Christian empire? Fallacy. Begging the question. You need to establish that Peter “ran the christian empire” before you use that as proof for your argument. As if he was having conference calls with the other Apostles. The other Apostles worked independantly of Peter. No one was “checking in” with Peter.
No, they surely weren’t. Galatians 2:12. I Corthians 1:12.
And to move the discussion along, neither did the Fathers at the Ecumenical Councils, where none of the Popes ever showed: the 1st and 2nd had no imput from him (the 2nd not even from anyone from his patriarchate); at the 3rd his legates stood by as the Pope of Alexandria conducted the Church’s business in deposing Nestorius; the 4th did accept the Pope’s tome, but only after they examined in in a committe of 200, and then the Council issued its own definition of Faith; the 5the proceeded over the objections of the Pope, whom they removed from the diptychs; and the 6th anathematized another Pope.
2nd seems to forget Nero was supreme pontiff at the time. The emperor Gratian, not Christ, gave the title to the Pope of Rome, after Constantine’s conversion.
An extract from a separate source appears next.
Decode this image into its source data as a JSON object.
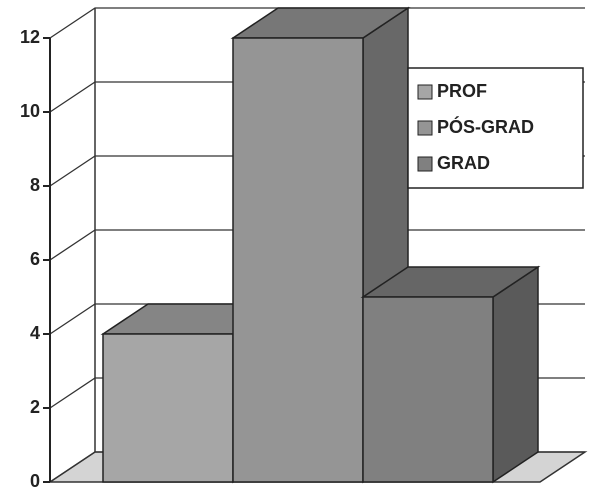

Fallacy. Begging the question. You must establish that Jesus established in Rome. I already know that your proof for that is also a fallacy. "Peter was in Rome"Non-sequitor
Yes. 2nd is right the Lord was using the Roman state to convert the world, which is why the canons and the Fathers explicitely state that Rome’s primacy derived from her status as capital of the Empire.
And I pointed out that your proofs were fallacious.
And in the case of St. Augustine, you pointed out he retracted the statements that 2nd depends on.
Fallacy. Nonsequitor. Just becasue Peter was buried in Rome it does not follow that Rome is the Mother church to which all churches must submit.
In fact the NT shows that Jerusalem is the Mother Church (note St. Paul’s concern to go to the Apostles and elders in Jerusalem in Acts 15, though from Galatians we know St. Peter was in Antioch), and Antioch the Mother of Petrine Sees (which Pope St. Gregory refers to).
Fallacy. Arguing off the point and straw man argument. You quoted Augustine for proof that he believed the Rock was Peter. I pointed out that was a fallacy of card stacking because Augustine retracted that view. I never asserted that he was infallible.
Fallacy. Nonsequitor. Augustine is speaking of the Catholic Church not the church of Rome.
yes, but then again you are arguing with someone who reads pope where ever the Bible says “father.” I’ve yet to get an answer if that applies to John 8:44:
You are of your pope the devil, and your will is to do your pope’s desires. He was a murderer from the beginning, and has nothing to do with the truth, because there is no truth in him. When he lies, he speaks according to his own nature, for he is a liar and the pope of lies.
Btw 2nd, if the spelling word on your test is “father,” if you spell it “p-o-p-e,” it’s going to be marked wrong.
Originally Posted by 2ndGen
“Carthage was also near the countries over the sea, and distinguished by illustrious renown, so that it had a bishop of more than ordinary influence, who could afford to disregard a number of conspiring enemies because he saw himself joined by letters of communion to the Roman Church, in which the supremacy of an apostolic chair has always flourished.” Augustine, To Glorius et.al, Epistle 43:7 (A.D. 397).
Fallacy. Card stacking. You neglect to mention that for Augustine, Roman authority did not overide the orthodox catholic faith when Pope Zosimus judged Pelagius to be orthodox.
Also interesting that he highlights the phrase where it say “an,” not “the.” Our ultramontanist has slipped again (there’s a way out of this dilmena, but I’ll let our “scholar” find it).
Fallacy. Non-sequitor. Peter also sat in the chair of the church in Antioch.
Yes, but our ultramontanist doesn’t believe that, despite that his supreme pontiffs made a holiday of the fact of St. Peter founding the See on Antioch (Feb. 22).